Lately I’ve been thinking that in order to get more reading done, I am going to have to push myself to get up earlier and work in the quiet overnight hours. Easier said than done. Even these hours are difficult on some mornings when the kid is sick, restless, or just up in the middle of the night for whatever reason. But tonight seems like one of those nights where he might sleep for a while. Exhausted after a long day, I conked out around 11pm, after D. finally coaxed him to sleep.
There are several things on my mind this morning. Last night we got an email from his daycare informing us that the children will be doing a “shelter in place drill” next week. This is the going euphemism for “active shooter drill” these days. My two-and-a-half year old will have to participate in his first active shooter drill. Given the direction of this country and its stupid, destructive obsession with guns, it will be the first of many. At best, we can only hope that he will only experience the drills and not the genuine article. That’s the kind of fucked up world that we brought this kid into and it’s hard not to feel many feelings about that. Sadness, guilt, anger, despair, among them.
Wayne Shorter died yesterday at age 89. As fucked up as this world can be, it is one in which Wayne Shorter existed and made beautiful music. WKCR announced that they are pre-empting all programming for the next two days and playing Shorter’s music. I listened to some of the broadcast yesterday afternoon, as I sat at my desk doing some work in the hour before I had to go pick up the boy from daycare. They were playing Miles Davis’s In a Silent Way album.
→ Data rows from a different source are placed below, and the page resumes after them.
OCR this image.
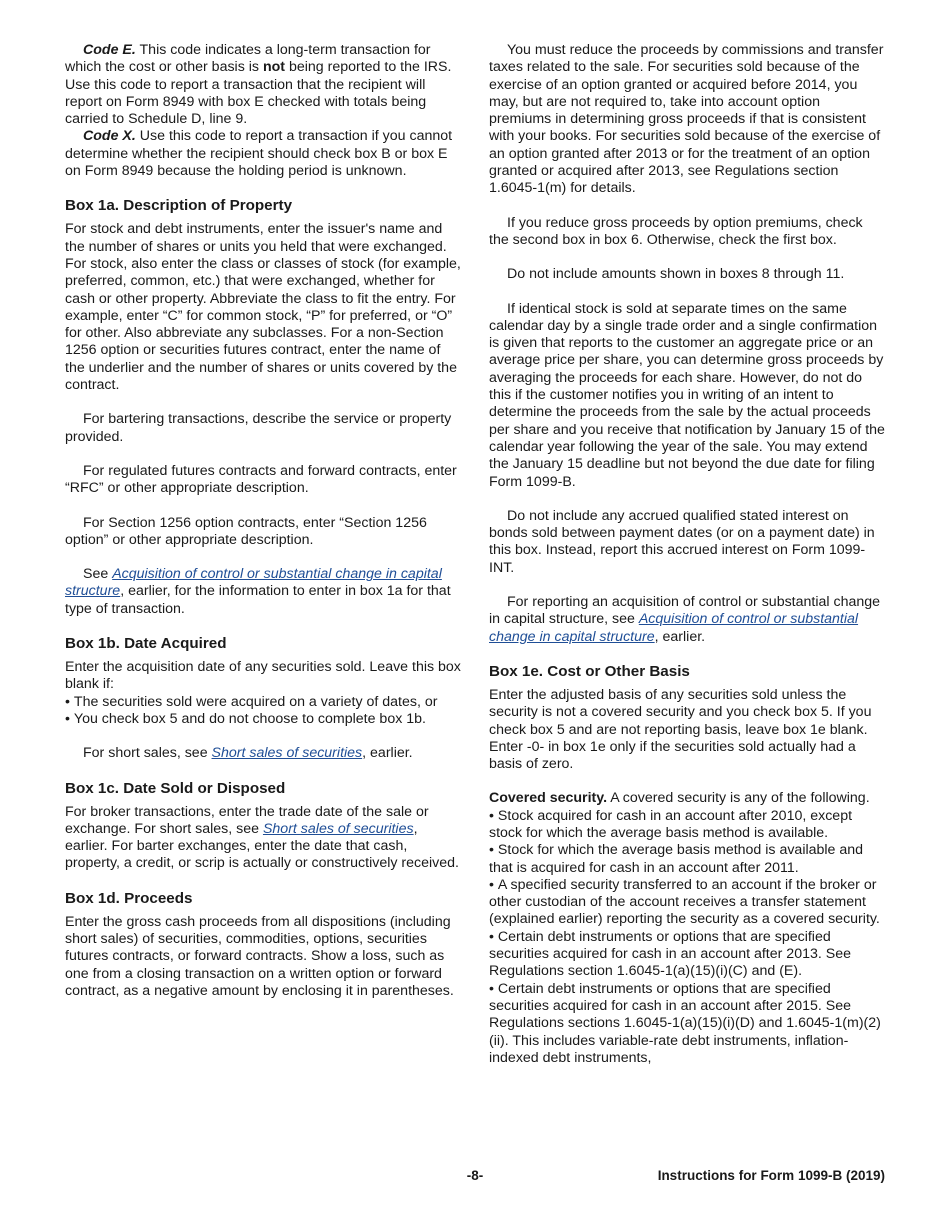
Code E. This code indicates a long-term transaction for which the cost or other basis is not being reported to the IRS. Use this code to report a transaction that the recipient will report on Form 8949 with box E checked with totals being carried to Schedule D, line 9.

Code X. Use this code to report a transaction if you cannot determine whether the recipient should check box B or box E on Form 8949 because the holding period is unknown.

Box 1a. Description of Property

For stock and debt instruments, enter the issuer's name and the number of shares or units you held that were exchanged. For stock, also enter the class or classes of stock (for example, preferred, common, etc.) that were exchanged, whether for cash or other property. Abbreviate the class to fit the entry. For example, enter “C” for common stock, “P” for preferred, or “O” for other. Also abbreviate any subclasses. For a non-Section 1256 option or securities futures contract, enter the name of the underlier and the number of shares or units covered by the contract.

For bartering transactions, describe the service or property provided.

For regulated futures contracts and forward contracts, enter “RFC” or other appropriate description.

For Section 1256 option contracts, enter “Section 1256 option” or other appropriate description.

See Acquisition of control or substantial change in capital structure, earlier, for the information to enter in box 1a for that type of transaction.

Box 1b. Date Acquired

Enter the acquisition date of any securities sold. Leave this box blank if:

• The securities sold were acquired on a variety of dates, or

• You check box 5 and do not choose to complete box 1b.

For short sales, see Short sales of securities, earlier.

Box 1c. Date Sold or Disposed

For broker transactions, enter the trade date of the sale or exchange. For short sales, see Short sales of securities, earlier. For barter exchanges, enter the date that cash, property, a credit, or scrip is actually or constructively received.

Box 1d. Proceeds

Enter the gross cash proceeds from all dispositions (including short sales) of securities, commodities, options, securities futures contracts, or forward contracts. Show a loss, such as one from a closing transaction on a written option or forward contract, as a negative amount by enclosing it in parentheses.

You must reduce the proceeds by commissions and transfer taxes related to the sale. For securities sold because of the exercise of an option granted or acquired before 2014, you may, but are not required to, take into account option premiums in determining gross proceeds if that is consistent with your books. For securities sold because of the exercise of an option granted after 2013 or for the treatment of an option granted or acquired after 2013, see Regulations section 1.6045-1(m) for details.

If you reduce gross proceeds by option premiums, check the second box in box 6. Otherwise, check the first box.

Do not include amounts shown in boxes 8 through 11.

If identical stock is sold at separate times on the same calendar day by a single trade order and a single confirmation is given that reports to the customer an aggregate price or an average price per share, you can determine gross proceeds by averaging the proceeds for each share. However, do not do this if the customer notifies you in writing of an intent to determine the proceeds from the sale by the actual proceeds per share and you receive that notification by January 15 of the calendar year following the year of the sale. You may extend the January 15 deadline but not beyond the due date for filing Form 1099-B.

Do not include any accrued qualified stated interest on bonds sold between payment dates (or on a payment date) in this box. Instead, report this accrued interest on Form 1099-INT.

For reporting an acquisition of control or substantial change in capital structure, see Acquisition of control or substantial change in capital structure, earlier.

Box 1e. Cost or Other Basis

Enter the adjusted basis of any securities sold unless the security is not a covered security and you check box 5. If you check box 5 and are not reporting basis, leave box 1e blank. Enter -0- in box 1e only if the securities sold actually had a basis of zero.

Covered security. A covered security is any of the following.

• Stock acquired for cash in an account after 2010, except stock for which the average basis method is available.

• Stock for which the average basis method is available and that is acquired for cash in an account after 2011.

• A specified security transferred to an account if the broker or other custodian of the account receives a transfer statement (explained earlier) reporting the security as a covered security.

• Certain debt instruments or options that are specified securities acquired for cash in an account after 2013. See Regulations section 1.6045-1(a)(15)(i)(C) and (E).

• Certain debt instruments or options that are specified securities acquired for cash in an account after 2015. See Regulations sections 1.6045-1(a)(15)(i)(D) and 1.6045-1(m)(2)(ii). This includes variable-rate debt instruments, inflation-indexed debt instruments,

-8-	Instructions for Form 1099-B (2019)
I woke up this morning to De La Soul’s catalog waiting for me on my Tidal app. I was looking forward to this day. I expected it to be a joyous day on Black Twitter, with people sharing and discussing De La Soul’s music. But Trugoy passed away last month. And Twitter is a Nazi shithole now. I saw that the remaining members of De La Soul had an event last night celebrating the release and honoring Dave. When I woke up, I turned on my phone to quickly listen to a couple of tracks before getting up. “Stakes Is High” has been on my mind lately, so I started there. The following track “Sunshine” pulled me in. I had heard it before, but didn’t know it well. The song filled me with nostalgia for those innocent days in my life when this music was first out. I hopped over to 3 Feet High and Rising to listen to “Eye Know.” I want to start with the early albums and move my way through. I’m looking forward to AOI: Bionix, an under-appreciated album that I loved, which helped me through a difficult phase in my life. I found myself longing to have a De La Soul listening party with some friends. Let’s just hang out, blaze up, and listen to all these albums one by one until we get through as many as we can. Alas, that’s just not possible right now. All I have is this quiet morning, as I sit at the dining table, quietly typing at my laptop, and listening along to De La Soul, and Wayne Shorter, in these wee small hours of the morning.